L’industrie représente environ 20 % des prélèvements d’eau en France (hors industries énergétiques), avec des besoins particulièrement élevés dans les secteurs agroalimentaires, cosmétique et pharmaceutique. Dans un contexte de pénuries des ressources, sécheresses répétées, restrictions préfectorales, pression réglementaire accrue, la sécurisation et la réduction des consommations d’eau deviennent des enjeux stratégiques pour les sites industriels.
C’est dans cette dynamique que s’inscrit un projet particulièrement innovant porté par CAP INGELEC pour une manufacture française du secteur cosmétique, implantée en Ardèche.
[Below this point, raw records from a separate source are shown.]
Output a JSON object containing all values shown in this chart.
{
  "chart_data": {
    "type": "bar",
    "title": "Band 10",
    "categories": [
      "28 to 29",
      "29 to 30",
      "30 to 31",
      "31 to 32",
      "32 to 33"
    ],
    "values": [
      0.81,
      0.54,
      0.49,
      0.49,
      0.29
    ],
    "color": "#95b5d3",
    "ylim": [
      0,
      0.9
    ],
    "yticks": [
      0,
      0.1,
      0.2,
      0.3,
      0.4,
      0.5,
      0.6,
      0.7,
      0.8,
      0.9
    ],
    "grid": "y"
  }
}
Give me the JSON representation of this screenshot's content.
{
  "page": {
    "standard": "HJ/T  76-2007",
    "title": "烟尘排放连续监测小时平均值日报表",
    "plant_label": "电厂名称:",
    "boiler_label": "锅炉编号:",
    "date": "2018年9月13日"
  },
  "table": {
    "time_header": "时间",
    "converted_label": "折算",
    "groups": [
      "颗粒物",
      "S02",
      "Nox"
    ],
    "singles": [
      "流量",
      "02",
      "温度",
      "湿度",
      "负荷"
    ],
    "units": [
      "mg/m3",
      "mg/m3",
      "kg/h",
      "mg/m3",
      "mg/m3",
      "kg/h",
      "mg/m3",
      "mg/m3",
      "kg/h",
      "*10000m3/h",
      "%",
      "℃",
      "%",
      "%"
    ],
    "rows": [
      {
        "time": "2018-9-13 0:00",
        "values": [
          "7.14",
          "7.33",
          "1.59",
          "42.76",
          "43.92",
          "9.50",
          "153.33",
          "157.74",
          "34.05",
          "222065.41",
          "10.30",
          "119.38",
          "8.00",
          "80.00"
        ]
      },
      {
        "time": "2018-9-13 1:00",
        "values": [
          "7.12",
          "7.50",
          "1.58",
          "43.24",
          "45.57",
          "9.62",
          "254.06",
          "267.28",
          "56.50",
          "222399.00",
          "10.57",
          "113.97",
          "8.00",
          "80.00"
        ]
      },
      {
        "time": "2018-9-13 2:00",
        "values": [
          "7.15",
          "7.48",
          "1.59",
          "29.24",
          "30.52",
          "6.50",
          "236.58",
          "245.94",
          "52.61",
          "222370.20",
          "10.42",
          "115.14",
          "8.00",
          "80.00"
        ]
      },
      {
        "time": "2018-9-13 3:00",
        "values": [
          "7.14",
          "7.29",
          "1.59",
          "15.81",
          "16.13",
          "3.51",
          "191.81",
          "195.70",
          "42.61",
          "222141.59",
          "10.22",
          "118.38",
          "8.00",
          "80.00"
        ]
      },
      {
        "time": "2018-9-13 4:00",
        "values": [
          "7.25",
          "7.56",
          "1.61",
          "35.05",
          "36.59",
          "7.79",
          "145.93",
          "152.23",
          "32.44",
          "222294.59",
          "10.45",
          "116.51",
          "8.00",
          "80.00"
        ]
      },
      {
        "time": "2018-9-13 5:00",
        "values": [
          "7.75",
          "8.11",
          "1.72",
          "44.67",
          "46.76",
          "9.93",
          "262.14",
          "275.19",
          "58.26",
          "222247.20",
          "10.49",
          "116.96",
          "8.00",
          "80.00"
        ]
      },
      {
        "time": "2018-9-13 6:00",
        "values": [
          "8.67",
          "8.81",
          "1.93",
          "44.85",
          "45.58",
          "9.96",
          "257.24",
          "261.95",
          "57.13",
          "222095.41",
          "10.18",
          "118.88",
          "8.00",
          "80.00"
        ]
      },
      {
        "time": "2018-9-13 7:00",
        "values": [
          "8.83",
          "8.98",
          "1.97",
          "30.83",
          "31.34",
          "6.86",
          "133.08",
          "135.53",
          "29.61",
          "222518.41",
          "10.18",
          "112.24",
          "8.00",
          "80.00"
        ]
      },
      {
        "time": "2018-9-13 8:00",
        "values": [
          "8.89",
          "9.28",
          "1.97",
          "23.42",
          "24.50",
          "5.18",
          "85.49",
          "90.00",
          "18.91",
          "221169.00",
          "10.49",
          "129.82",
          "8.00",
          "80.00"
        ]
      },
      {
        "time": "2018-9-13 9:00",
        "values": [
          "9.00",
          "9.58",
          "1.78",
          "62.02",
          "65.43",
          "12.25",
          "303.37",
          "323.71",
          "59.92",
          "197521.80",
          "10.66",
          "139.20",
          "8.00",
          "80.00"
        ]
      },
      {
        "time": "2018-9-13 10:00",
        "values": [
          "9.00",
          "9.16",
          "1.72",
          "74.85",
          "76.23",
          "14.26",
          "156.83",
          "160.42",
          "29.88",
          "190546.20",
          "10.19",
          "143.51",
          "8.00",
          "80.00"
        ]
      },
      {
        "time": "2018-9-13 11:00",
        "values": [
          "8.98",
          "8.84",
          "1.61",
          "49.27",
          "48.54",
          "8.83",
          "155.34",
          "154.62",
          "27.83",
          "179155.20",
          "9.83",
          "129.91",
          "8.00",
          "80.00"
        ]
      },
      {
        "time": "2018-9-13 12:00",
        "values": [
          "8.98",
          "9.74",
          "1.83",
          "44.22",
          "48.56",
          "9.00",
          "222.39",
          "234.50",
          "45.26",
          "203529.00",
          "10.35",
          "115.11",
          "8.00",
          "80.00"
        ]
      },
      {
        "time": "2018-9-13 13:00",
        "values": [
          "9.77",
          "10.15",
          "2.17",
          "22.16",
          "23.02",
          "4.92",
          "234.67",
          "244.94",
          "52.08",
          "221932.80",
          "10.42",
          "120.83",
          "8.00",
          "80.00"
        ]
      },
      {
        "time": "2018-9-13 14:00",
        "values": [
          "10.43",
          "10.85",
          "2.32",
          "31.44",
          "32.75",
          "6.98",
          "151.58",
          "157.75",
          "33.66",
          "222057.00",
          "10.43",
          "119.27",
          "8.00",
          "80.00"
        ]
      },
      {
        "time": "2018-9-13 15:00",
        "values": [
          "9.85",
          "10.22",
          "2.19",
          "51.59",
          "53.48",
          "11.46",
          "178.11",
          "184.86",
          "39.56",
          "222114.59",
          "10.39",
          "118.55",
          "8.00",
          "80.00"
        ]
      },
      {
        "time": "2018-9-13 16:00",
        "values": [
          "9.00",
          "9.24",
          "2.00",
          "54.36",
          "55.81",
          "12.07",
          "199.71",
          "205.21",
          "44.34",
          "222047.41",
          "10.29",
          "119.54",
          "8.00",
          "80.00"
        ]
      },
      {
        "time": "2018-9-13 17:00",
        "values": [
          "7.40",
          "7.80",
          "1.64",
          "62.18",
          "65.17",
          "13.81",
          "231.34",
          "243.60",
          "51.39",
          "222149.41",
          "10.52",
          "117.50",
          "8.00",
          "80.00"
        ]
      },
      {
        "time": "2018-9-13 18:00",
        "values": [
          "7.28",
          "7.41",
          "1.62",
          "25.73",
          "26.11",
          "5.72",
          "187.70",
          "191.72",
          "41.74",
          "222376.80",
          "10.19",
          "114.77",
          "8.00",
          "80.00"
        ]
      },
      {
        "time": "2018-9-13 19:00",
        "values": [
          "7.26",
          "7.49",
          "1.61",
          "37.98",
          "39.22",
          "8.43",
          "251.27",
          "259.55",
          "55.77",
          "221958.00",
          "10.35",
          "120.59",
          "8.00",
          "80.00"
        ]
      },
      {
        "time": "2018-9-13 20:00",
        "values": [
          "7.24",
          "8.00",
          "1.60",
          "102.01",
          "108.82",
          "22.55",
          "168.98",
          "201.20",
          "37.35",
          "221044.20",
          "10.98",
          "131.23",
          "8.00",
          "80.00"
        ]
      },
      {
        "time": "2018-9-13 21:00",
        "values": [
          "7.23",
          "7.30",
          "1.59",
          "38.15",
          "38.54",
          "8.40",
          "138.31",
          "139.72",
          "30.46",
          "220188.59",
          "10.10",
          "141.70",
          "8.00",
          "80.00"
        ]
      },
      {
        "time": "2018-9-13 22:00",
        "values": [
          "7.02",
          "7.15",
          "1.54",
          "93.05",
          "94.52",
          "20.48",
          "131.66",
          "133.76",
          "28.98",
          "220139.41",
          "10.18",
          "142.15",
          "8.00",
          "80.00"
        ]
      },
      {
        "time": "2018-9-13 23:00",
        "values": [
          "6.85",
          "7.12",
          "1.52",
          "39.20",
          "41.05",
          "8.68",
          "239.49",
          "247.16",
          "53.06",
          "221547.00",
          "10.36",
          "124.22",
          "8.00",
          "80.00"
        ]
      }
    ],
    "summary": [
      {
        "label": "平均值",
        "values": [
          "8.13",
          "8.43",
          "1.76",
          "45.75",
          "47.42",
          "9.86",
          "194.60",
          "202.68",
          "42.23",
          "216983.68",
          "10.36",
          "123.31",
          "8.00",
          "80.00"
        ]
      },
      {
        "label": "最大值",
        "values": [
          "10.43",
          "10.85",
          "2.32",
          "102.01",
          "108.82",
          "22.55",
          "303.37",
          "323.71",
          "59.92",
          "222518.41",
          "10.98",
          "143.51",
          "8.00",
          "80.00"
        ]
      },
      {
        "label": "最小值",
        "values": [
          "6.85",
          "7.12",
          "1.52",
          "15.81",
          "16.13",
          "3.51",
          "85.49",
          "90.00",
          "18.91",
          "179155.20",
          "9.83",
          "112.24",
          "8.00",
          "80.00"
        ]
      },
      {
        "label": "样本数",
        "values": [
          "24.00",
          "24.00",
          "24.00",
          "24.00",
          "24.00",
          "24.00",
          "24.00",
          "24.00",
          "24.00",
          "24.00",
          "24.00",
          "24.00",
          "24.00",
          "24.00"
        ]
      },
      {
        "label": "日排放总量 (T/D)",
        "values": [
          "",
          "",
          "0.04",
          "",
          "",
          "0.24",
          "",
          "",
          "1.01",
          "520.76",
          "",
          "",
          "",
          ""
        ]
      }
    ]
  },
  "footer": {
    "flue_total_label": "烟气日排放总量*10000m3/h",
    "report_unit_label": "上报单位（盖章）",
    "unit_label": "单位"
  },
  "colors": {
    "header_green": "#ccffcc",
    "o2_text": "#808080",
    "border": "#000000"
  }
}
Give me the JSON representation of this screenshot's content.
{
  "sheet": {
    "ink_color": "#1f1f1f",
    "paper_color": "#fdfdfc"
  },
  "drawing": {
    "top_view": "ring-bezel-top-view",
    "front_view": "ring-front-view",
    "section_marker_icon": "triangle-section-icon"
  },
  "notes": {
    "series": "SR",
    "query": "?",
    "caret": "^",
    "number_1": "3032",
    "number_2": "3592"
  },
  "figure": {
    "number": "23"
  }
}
Baptisé « Circular Water », ce dispositif permet de recycler les eaux industrielles du site afin de réduire la consommation d’eau de 37 %.
Un projet exigeant : dialogue réglementaire et engagement contractuel
Au-delà de la performance environnementale, le projet a nécessité un important travail réglementaire, avec un dialogue étroit entre CAP INGELEC, la manufacture, l’Agence de l’Eau et la DREAL. Le recyclage des eaux industrielles pour un usage cosmétique soulève des enjeux de qualité, de traçabilité et de responsabilité qui imposent un cadre strict et des garanties solides.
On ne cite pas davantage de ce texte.